Ads for Slaves on Big Tech (Who Ban Dissent Right) By Paul Walker
Let’s quote this from a mainstream site, the BBC, which we know is juicy and perennially tasty, never giving us false news, but always news delivered in a crisp posh English upper-crust accent, even in print:
https://www.bbc.com/news/technology-50228549
“Drive around the streets of Kuwait and you won't see these women. They are behind closed doors, deprived of their basic rights, unable to leave and at risk of being sold to the highest bidder. But pick up a smartphone and you can scroll through thousands of their pictures, categorised by race, and available to buy for a few thousand dollars. An undercover investigation by BBC News Arabic has found that domestic workers are being illegally bought and sold online in a booming black market. Some of the trade has been carried out on Facebook-owned Instagram, where posts have been promoted via algorithm-boosted hashtags, and sales negotiated via private messages.
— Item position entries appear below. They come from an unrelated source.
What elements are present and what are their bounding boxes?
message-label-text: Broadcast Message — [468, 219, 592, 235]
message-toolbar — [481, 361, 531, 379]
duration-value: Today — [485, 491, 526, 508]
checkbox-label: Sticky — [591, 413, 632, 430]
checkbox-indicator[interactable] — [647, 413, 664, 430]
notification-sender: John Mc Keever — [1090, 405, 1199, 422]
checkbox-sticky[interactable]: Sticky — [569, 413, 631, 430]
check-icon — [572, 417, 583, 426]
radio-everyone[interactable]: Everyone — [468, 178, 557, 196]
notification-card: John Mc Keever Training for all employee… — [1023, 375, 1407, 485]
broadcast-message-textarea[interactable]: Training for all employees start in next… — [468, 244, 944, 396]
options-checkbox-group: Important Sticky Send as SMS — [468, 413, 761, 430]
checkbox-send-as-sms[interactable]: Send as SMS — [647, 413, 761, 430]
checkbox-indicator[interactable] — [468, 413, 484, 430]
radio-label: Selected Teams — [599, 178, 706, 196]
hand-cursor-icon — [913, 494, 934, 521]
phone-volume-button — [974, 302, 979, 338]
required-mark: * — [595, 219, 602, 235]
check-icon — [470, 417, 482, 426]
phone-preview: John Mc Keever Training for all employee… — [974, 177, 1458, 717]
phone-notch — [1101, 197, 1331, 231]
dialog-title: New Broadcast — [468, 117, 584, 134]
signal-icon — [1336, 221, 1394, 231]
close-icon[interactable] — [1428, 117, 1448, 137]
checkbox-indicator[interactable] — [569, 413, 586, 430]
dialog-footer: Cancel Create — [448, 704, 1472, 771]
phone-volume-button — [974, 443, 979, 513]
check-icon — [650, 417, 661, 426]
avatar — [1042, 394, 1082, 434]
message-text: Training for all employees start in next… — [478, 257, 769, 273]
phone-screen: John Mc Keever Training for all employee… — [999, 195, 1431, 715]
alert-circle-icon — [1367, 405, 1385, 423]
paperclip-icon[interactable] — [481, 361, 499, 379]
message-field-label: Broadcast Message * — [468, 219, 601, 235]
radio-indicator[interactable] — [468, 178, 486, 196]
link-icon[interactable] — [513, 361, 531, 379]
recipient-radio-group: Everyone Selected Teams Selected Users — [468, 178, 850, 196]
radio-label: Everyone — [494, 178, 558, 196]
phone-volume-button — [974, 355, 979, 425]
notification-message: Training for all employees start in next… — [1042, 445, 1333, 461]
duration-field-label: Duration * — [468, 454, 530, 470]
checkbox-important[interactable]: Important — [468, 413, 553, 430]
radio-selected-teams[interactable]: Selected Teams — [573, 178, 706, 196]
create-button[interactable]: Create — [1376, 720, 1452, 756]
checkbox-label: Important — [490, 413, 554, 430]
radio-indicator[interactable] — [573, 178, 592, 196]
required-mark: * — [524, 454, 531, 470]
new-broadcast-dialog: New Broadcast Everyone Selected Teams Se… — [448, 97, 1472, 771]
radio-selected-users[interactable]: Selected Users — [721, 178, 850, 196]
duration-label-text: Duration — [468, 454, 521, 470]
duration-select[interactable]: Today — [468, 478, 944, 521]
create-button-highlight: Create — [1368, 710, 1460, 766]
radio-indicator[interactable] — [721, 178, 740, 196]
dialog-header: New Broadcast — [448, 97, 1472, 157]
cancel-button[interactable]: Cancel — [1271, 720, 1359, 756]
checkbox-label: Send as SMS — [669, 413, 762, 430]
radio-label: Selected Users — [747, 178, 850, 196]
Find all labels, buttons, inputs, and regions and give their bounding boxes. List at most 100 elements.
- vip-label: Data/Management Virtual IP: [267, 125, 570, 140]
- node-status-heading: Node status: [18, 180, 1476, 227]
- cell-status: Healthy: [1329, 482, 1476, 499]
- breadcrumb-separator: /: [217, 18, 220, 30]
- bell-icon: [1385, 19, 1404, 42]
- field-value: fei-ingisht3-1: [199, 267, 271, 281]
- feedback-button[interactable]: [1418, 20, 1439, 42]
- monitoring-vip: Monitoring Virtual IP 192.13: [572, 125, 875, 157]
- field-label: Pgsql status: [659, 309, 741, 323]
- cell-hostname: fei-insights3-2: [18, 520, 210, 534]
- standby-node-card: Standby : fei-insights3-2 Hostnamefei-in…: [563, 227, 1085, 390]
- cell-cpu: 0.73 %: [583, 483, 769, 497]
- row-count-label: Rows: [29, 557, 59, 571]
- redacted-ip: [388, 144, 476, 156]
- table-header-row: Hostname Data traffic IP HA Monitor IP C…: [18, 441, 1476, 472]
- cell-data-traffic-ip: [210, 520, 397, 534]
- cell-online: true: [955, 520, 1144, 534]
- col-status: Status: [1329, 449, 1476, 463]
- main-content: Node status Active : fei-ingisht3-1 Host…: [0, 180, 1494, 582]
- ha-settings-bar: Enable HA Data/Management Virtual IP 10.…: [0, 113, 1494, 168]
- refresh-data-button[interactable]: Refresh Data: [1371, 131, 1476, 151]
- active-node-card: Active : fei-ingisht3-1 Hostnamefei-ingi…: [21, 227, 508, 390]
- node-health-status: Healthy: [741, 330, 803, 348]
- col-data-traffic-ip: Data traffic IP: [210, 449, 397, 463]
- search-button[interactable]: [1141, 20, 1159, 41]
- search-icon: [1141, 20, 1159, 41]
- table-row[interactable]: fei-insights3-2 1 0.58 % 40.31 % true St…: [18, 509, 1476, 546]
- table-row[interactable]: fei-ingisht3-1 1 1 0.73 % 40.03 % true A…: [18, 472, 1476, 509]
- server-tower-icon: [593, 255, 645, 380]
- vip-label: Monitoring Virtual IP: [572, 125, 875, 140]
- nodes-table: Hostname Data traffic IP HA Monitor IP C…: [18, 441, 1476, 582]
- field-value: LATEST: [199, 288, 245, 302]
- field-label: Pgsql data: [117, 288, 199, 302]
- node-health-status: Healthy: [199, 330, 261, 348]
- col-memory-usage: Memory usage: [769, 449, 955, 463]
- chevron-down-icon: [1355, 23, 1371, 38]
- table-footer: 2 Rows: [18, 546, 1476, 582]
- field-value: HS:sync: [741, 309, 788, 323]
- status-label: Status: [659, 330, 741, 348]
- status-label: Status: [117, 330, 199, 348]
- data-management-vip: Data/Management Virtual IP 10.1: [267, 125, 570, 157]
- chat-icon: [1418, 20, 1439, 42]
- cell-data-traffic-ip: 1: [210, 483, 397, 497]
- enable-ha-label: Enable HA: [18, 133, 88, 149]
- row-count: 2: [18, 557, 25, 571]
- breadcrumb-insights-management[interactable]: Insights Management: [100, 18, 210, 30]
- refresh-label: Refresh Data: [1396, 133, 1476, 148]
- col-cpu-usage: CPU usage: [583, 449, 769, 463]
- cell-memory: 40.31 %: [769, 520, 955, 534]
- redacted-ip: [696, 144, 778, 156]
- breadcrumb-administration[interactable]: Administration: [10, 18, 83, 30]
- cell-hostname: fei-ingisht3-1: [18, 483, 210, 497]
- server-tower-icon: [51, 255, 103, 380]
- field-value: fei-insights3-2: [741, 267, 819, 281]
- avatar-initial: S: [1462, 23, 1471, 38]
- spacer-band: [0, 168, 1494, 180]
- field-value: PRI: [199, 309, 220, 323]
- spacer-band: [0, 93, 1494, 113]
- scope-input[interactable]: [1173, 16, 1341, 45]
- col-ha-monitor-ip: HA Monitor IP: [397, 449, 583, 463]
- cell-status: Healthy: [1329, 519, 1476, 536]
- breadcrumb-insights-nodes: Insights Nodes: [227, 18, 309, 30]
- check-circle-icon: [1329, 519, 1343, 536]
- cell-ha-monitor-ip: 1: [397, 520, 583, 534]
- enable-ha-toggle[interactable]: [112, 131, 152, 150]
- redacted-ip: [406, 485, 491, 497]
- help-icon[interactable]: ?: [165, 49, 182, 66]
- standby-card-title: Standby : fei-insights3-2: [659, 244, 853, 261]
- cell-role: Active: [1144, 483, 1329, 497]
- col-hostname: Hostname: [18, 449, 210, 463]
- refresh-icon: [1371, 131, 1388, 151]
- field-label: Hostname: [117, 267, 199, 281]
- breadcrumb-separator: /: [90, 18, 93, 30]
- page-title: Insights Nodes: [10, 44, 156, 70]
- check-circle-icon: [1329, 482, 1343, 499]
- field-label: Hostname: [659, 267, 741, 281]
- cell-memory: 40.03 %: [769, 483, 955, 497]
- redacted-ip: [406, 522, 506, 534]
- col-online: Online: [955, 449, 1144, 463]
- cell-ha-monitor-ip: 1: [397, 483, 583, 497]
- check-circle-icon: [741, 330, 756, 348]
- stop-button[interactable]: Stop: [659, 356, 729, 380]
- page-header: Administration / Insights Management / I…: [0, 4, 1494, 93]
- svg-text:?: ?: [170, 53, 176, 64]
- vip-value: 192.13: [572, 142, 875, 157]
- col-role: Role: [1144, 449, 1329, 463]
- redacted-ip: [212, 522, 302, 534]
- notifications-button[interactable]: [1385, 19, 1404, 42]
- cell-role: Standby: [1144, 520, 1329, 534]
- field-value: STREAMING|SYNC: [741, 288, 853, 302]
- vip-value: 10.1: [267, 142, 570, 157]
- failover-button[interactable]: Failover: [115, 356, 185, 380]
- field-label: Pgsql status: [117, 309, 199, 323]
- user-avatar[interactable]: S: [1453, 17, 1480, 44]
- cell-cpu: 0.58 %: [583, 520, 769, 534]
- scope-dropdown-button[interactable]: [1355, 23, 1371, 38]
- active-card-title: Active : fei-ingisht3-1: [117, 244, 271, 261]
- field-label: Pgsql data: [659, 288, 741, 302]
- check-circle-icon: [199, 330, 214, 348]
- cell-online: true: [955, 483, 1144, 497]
Other listings have been promoted in apps approved and provided by Google Play and Apple's App Store, as well as the e-commerce platforms' own websites. "What they are doing is promoting an online slave market," said Urmila Bhoola, the UN special rapporteur on contemporary forms of slavery. "If Google, Apple, Facebook or any other companies are hosting apps like these, they have to be held accountable." After being alerted to the issue, Facebook said it had banned one of the hashtags involved. Google and Apple said they were working with app developers to prevent illegal activity. The illegal sales are a clear breach of the US tech firms' rules for app developers and users. However, the BBC has found there are many related listings still active on Instagram, and other apps available via Apple and Google.
Slave market
Nine out of 10 Kuwaiti homes have a domestic worker - they come from some of the poorest parts of the world to the Gulf, aiming to make enough money to support their family at home. "This is the quintessential example of modern slavery," said Ms Bhoola. "Here we see a child being sold and traded like chattel, like a piece of property." In most places in the Gulf, domestic workers are brought into the country by agencies and then officially registered with the government. Potential employers pay the agencies a fee and become the official sponsor of the domestic worker. Under what is known as the Kafala system, a domestic worker cannot change or quit her job, nor leave the country without her sponsor's permission.
However, while slavery sales are on-going on the net, the censorship continues of not only sites critical of immigration, but also most alternative health and anti-vaxxer sites. It is so obvious that allowing this power to be monopolised by globalists with an agenda, was a grand folly that will destroy the world as we know it.